A.F.: “Su Obama non so se realizzera’ le cose dette. Ma c’e’ una terza via che parte dall’Agora’ dei Greci, e arriva a un indiano che seguo, conosciuto come Osho: la pollitica non avrebbe senso di esistere se l’umanita’ conoscesse il proprio istinto genetico di celebrazione della vita. La religione e’ la madre delle guerre: ma vi sembra una cosa che sta in piedi? Sono tutti sottili, vigliacchissimi giochi di potere. E anche contro la lobby della Siae, in maniera pacifica, passi la terza via. E grazie ancora a te della bella poesia scritta montando i miei testi.”



6.
Sono contento di voi che siete nuovi amici, sono contento di voi che mi fate lottare

Dicevasi: un maledetto fricchettone.
Volemose bbbene, fiori nei cannoni, meditazione, pace, poesia, la “terza via”…
Pero’, suvvia, che bello che un cantante di fama internazionale, e non “politico” (nel senso che ha evitato di sparare cazzate ideologiche in anni in cui tirava), provi ad esser coerente con lo spirito ingenuo dei figli dei fiori… Per me che ne son nipote, di quei fiori, sentire dire “conta su di me”, “necessitiamo anarchia” e “contro la lobby Siae” e’ un bell’udire… I miei tre compari schizzinosi apprezzano… Promosso, Alberto Fortis, dal nostro Tribu’nale ProLetargo: contiamo su noi stessi, siamo in cinque a non essere ancora sottomessi, in questo foyer occidentale…
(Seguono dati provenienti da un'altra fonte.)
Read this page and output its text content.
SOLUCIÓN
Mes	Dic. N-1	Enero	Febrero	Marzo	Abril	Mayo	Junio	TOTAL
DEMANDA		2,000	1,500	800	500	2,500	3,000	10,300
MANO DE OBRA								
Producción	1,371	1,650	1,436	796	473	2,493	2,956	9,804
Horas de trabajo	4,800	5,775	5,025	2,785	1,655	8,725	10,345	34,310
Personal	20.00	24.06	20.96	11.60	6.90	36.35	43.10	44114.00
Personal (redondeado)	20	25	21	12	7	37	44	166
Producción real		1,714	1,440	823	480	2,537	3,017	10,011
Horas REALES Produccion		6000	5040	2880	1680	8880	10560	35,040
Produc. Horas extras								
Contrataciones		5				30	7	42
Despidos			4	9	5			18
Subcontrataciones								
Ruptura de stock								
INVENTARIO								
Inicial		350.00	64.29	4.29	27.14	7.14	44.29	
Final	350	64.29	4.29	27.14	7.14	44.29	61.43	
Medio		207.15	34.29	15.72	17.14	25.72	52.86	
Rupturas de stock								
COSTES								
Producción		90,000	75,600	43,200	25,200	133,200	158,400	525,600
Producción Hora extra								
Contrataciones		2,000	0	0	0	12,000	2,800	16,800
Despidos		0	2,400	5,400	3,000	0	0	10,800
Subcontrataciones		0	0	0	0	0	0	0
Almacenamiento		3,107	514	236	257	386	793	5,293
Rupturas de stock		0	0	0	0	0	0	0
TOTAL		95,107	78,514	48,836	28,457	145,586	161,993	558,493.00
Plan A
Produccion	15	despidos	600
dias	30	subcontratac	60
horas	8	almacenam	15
E come “liberato” da ‘sto flashback-anni’70 indotto dall’Apolide, sorridente e rilassato Fortis ora si mette a spaziare di brutto: parla di Vaticano, Maya, States, uniti da “architettura di Potere”, con CasaBianca, Obelisco e Campidoglio che tornano pari pari (verso Orione) dagli Egiziani ai massoni muratori che costruirono Washington, passando per l’Obelisco, il Cupolone e il Campidoglio romani, pure quelli in stessa composizione nello spazio. E poi giunge a dire che i Navaho e i Maya sono uomini veri, e invece i bianchi sono degli extraterrestri [sic!]…

In breve: gliel’ho fatto risalire…
Un richiamino lisergico per Fortis, il milanese di Diano Marina, omaggio della casa dei percaso…
Uscendo dal teatro, Alberto stringe spontaneamente le mani ai miei compari.
E mi ringrazia ancora per avere “scritto quella poesia con i miei testi”.
Poi in tuta da ginnastica sparisce sotto la pioggia sottile, lui, magrissimo.

Come farai a parlare di te che tremi e sudi, Alberto Fortis? Semplicemente come hai fatto stasera.